期刊名称:Journal of Emerging Technologies in Web Intelligence
印刷版ISSN:1798-0461
出版年度:2013
卷号:5
期号:2
页码:157-161
DOI:10.4304/jetwi.5.2.157-161
语种:English
出版社:Academy Publisher
摘要:Stemming is an operation that relates morphological variants of a word. The purpose of stemming is to obtain the stem or radix of those words which are not found in dictionary. If stemmed word is present in dictionary, then that is a genuine word, otherwise it may be proper name or some invalid word. Stemming is the process for reducing inflected or sometimes derived words to their stem, base or root form, generally a written word form. The stem need not be identical to the morphological root of the word, it is usually sufficient that related words map to the same stem, even if this stem is not in itself a valid root. Stemming is used in Information Retrieval systems to improve performance. The design of stemmers is language specific, and requires some to significant linguistic expertise in the language, as well as the understanding of the needs for a spelling checker for that language.

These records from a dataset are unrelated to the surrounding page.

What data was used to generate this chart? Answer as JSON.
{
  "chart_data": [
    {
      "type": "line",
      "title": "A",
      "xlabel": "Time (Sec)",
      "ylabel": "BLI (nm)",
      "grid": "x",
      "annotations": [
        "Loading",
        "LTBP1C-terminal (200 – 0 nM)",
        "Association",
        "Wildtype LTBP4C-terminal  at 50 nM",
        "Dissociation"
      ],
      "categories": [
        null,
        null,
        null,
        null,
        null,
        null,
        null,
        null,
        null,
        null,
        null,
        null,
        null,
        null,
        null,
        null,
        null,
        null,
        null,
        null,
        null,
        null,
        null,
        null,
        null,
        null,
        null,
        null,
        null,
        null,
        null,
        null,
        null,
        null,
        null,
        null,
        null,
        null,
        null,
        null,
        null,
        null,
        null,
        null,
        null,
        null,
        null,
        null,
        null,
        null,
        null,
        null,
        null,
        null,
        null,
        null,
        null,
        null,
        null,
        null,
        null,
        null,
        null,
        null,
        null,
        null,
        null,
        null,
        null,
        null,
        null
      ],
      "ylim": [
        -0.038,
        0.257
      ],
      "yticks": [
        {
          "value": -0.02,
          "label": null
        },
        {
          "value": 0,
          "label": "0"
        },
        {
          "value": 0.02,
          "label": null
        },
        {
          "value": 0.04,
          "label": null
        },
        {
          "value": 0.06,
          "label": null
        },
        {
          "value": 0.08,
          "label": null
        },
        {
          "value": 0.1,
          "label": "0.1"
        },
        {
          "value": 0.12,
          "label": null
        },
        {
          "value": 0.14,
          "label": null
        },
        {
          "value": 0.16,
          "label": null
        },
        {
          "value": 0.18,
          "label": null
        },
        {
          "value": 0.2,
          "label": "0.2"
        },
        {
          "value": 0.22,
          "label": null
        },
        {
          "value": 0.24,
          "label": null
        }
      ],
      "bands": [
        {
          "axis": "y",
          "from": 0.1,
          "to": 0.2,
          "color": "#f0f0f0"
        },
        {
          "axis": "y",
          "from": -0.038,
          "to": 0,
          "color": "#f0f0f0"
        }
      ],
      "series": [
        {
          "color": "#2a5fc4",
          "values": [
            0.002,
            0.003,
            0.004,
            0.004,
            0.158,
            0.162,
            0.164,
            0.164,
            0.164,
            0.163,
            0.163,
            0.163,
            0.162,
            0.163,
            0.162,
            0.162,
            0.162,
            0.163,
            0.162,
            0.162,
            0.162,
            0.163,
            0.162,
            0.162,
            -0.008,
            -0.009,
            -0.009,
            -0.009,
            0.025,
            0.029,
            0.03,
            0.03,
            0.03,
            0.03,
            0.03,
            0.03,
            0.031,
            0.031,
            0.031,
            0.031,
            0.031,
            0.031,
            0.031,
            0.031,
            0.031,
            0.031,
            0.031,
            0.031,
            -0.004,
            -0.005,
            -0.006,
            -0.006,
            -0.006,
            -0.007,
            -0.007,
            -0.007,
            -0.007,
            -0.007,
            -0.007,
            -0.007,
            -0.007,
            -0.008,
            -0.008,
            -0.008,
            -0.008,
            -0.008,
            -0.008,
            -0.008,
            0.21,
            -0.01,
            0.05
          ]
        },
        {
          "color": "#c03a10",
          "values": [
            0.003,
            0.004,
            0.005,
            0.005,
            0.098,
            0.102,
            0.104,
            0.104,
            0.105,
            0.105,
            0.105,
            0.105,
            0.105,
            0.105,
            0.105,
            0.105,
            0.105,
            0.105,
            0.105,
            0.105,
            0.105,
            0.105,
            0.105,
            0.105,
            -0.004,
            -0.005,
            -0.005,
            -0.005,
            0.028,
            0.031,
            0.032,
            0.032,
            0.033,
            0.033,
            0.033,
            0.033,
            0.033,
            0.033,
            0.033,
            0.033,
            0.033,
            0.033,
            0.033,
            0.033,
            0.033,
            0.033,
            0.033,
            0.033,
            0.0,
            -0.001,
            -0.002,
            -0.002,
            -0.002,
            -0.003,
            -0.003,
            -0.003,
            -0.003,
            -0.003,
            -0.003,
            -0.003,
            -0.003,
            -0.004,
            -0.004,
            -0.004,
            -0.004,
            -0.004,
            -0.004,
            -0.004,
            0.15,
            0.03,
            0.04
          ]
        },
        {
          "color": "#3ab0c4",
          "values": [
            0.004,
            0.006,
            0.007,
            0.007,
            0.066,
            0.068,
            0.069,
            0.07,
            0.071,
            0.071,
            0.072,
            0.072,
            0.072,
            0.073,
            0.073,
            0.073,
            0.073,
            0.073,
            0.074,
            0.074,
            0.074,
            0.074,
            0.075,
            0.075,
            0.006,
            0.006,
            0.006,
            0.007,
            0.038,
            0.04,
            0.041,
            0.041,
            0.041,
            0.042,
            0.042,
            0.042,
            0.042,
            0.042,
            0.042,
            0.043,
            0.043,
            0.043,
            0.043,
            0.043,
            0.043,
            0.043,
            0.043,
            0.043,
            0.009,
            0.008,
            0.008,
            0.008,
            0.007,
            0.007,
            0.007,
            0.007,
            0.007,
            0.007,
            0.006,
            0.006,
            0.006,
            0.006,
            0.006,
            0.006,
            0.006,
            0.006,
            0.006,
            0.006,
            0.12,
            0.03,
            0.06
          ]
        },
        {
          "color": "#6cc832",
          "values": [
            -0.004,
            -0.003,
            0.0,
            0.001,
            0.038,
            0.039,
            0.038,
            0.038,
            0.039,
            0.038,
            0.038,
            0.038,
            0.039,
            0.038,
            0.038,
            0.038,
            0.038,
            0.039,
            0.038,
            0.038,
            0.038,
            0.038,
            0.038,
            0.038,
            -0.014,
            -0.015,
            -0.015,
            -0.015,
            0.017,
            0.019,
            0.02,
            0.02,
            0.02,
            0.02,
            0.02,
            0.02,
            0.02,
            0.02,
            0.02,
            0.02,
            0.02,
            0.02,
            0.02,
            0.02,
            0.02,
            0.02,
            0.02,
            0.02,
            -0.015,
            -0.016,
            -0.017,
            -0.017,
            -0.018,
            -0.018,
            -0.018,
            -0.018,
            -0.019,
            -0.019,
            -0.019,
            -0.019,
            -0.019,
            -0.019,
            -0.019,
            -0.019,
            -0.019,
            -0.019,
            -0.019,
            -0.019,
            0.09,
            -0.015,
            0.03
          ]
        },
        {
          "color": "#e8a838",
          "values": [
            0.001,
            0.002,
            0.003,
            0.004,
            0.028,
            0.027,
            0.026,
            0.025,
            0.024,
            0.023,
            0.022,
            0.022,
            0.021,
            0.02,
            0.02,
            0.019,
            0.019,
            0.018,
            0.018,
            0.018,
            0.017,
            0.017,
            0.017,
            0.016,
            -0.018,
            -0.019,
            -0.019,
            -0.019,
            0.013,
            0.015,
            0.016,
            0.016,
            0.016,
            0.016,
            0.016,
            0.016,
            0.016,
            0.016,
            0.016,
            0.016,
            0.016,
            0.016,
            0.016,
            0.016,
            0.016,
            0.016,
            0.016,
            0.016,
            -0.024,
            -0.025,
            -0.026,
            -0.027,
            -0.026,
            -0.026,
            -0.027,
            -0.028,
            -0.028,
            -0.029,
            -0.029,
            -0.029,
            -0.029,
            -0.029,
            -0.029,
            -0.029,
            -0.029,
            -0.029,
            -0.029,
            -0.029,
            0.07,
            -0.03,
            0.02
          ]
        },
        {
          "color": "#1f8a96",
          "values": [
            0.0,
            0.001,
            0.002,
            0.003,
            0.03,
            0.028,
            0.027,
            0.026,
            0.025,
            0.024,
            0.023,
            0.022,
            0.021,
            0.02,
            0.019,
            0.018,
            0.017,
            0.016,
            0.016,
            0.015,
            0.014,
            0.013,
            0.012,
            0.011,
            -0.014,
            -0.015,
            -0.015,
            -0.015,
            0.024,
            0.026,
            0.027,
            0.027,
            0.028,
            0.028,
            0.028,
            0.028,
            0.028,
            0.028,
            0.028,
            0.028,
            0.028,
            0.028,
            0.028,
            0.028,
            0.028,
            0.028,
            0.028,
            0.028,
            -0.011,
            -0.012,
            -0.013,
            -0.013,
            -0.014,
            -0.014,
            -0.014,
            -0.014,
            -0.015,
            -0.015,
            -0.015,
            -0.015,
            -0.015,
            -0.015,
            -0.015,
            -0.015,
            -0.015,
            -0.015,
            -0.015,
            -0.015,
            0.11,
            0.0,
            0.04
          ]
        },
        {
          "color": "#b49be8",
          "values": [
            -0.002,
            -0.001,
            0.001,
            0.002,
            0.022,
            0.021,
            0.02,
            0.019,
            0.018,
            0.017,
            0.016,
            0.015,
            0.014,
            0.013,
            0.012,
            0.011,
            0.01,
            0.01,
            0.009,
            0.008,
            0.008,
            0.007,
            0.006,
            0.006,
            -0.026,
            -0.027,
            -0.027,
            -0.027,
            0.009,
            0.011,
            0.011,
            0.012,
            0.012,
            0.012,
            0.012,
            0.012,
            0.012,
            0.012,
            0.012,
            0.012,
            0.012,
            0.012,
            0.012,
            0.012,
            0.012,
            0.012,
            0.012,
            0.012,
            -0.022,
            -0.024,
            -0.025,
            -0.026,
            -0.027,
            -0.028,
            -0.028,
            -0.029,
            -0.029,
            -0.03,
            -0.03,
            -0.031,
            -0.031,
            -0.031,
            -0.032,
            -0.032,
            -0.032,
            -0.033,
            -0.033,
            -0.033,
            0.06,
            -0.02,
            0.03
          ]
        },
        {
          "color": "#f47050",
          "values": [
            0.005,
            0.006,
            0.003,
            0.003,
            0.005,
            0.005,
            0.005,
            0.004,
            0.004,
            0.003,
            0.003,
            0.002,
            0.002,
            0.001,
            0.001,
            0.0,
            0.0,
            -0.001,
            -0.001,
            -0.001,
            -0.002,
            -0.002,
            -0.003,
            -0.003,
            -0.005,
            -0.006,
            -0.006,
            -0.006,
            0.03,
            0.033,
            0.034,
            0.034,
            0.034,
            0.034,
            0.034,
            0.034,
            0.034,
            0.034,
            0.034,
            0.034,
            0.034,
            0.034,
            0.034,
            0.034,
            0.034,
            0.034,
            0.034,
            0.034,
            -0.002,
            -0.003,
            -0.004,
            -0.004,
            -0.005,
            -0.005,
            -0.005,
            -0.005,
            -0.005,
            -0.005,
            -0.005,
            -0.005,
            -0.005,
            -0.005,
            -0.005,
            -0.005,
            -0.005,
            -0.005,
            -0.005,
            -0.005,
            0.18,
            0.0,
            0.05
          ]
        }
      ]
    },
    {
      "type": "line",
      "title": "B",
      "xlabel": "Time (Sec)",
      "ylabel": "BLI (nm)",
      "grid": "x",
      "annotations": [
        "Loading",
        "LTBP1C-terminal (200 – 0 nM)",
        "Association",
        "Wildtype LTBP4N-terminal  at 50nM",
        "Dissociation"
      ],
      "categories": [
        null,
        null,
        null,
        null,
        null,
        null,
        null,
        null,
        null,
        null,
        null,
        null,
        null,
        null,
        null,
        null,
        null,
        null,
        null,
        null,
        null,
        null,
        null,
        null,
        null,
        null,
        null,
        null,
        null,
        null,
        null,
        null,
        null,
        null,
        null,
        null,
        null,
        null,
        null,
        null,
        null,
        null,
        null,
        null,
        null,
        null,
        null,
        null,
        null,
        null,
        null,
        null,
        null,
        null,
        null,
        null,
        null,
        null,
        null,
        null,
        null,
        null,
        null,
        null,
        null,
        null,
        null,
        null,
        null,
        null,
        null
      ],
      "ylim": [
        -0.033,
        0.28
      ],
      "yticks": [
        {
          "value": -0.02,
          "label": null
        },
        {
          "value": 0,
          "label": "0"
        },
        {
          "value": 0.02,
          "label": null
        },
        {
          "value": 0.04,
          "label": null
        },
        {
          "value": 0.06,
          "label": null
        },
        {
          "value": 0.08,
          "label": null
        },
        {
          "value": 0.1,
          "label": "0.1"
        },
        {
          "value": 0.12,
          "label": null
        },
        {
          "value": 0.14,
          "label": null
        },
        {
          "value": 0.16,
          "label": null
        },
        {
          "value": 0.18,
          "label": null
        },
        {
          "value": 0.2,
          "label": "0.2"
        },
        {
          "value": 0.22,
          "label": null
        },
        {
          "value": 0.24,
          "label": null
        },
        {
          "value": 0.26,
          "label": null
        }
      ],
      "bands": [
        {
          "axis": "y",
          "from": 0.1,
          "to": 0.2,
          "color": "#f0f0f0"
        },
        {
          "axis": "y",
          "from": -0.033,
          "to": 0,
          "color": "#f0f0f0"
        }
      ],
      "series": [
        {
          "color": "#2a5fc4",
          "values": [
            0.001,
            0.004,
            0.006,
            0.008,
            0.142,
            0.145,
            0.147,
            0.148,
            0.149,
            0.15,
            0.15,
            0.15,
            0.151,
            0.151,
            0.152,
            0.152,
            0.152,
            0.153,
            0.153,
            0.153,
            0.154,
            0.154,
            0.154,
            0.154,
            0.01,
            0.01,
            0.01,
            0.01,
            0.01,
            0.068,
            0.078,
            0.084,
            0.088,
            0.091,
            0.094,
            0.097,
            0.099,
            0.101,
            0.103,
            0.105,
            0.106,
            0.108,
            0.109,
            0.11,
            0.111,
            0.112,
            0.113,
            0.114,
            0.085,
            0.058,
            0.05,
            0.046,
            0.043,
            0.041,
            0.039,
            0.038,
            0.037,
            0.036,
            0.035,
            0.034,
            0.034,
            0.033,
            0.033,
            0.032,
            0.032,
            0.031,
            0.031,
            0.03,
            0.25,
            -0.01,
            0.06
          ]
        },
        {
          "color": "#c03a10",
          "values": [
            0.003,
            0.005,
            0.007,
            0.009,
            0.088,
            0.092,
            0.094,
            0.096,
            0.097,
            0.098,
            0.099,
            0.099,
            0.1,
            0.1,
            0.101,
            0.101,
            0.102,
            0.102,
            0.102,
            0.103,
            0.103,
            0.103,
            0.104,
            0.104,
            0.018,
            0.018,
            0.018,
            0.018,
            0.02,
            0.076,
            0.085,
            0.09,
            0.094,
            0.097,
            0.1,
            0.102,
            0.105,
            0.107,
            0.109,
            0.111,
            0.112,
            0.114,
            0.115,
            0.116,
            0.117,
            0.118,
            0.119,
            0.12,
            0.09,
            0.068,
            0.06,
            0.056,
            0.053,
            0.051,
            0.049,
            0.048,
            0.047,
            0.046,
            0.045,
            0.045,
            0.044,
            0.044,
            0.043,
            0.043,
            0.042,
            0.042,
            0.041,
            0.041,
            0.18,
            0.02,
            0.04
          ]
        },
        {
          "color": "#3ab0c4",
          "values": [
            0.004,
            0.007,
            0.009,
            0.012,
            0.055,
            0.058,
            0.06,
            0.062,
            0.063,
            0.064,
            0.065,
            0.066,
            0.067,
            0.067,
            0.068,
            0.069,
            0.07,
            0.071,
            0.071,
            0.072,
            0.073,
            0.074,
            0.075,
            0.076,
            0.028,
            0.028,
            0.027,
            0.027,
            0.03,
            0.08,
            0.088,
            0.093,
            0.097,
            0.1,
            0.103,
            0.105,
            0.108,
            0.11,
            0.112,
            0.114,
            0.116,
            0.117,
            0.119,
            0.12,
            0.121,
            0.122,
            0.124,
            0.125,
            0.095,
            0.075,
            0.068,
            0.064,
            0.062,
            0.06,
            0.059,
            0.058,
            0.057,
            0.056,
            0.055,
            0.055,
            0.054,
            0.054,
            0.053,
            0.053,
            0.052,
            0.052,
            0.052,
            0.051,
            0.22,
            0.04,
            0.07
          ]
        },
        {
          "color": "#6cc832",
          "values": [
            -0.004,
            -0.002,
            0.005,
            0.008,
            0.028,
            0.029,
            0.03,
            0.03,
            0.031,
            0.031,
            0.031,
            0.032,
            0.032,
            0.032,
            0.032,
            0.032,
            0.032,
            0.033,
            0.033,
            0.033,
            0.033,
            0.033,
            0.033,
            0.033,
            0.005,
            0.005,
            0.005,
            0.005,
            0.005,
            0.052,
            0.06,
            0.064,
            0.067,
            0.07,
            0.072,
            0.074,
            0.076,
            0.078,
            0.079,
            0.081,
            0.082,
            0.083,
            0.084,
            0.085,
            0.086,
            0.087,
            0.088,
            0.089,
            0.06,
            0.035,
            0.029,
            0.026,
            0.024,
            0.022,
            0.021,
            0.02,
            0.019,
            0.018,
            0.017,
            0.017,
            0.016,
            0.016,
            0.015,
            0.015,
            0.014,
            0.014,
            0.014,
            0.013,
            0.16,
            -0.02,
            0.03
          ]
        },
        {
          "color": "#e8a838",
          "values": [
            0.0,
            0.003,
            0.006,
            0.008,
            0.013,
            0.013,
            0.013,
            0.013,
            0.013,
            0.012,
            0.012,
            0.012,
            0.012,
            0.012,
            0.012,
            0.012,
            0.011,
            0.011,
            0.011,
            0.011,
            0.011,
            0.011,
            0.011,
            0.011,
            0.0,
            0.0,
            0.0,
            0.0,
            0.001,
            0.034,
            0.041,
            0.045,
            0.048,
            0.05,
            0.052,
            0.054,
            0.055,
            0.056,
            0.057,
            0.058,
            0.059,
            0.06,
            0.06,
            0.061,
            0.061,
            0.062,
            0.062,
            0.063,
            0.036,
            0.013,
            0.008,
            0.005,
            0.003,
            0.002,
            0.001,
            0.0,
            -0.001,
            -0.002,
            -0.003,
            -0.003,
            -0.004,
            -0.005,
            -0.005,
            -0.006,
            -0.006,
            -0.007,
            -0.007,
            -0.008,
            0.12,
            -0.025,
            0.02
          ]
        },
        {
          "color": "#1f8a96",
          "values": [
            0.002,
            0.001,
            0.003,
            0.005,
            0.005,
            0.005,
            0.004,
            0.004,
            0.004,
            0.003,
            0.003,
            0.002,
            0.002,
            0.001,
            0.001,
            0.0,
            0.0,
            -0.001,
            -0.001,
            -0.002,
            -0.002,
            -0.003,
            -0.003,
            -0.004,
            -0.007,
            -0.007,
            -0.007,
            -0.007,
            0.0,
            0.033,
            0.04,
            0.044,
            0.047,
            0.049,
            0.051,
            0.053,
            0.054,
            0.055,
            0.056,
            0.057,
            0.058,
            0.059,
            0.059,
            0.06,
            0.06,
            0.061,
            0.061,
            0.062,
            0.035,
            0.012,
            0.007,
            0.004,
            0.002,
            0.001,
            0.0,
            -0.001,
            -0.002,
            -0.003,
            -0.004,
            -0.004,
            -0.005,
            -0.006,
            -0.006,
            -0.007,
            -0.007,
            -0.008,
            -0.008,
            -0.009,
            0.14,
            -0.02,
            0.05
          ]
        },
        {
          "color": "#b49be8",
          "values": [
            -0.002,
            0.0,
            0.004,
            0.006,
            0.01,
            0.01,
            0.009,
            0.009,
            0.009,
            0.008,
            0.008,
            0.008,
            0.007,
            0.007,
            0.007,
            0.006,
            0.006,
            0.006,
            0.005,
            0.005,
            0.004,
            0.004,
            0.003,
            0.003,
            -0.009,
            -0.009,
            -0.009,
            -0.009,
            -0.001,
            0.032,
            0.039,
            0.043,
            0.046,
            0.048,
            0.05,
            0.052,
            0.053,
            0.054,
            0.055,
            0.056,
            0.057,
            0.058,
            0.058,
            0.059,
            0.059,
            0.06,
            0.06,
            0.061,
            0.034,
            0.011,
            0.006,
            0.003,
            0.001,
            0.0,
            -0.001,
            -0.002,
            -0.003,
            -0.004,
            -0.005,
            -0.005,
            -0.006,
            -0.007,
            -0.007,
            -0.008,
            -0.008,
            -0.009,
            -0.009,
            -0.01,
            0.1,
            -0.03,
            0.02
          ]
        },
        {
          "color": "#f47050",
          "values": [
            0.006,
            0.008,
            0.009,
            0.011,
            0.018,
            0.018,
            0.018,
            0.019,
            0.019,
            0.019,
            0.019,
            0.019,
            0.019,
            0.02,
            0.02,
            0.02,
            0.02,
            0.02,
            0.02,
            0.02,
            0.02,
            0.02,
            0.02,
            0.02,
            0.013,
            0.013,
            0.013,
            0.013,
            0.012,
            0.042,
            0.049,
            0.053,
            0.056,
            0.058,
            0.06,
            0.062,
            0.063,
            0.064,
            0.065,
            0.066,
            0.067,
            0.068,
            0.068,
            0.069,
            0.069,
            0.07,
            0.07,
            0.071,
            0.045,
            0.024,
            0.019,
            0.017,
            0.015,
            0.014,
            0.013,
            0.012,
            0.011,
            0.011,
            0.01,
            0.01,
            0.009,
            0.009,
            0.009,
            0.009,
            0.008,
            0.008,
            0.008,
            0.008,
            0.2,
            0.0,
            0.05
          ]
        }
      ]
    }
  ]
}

A stemmer’s performance and effectiveness in applications such as spelling checker vary across languages. A typical simple stemmer algorithm involves removing suffixes using a list of frequent suffixes, while a more complex one would use morphological knowledge to derive a stem from the words. In this paper a survey of common stemming techniques and existing stemmers for Indian languages have been presented.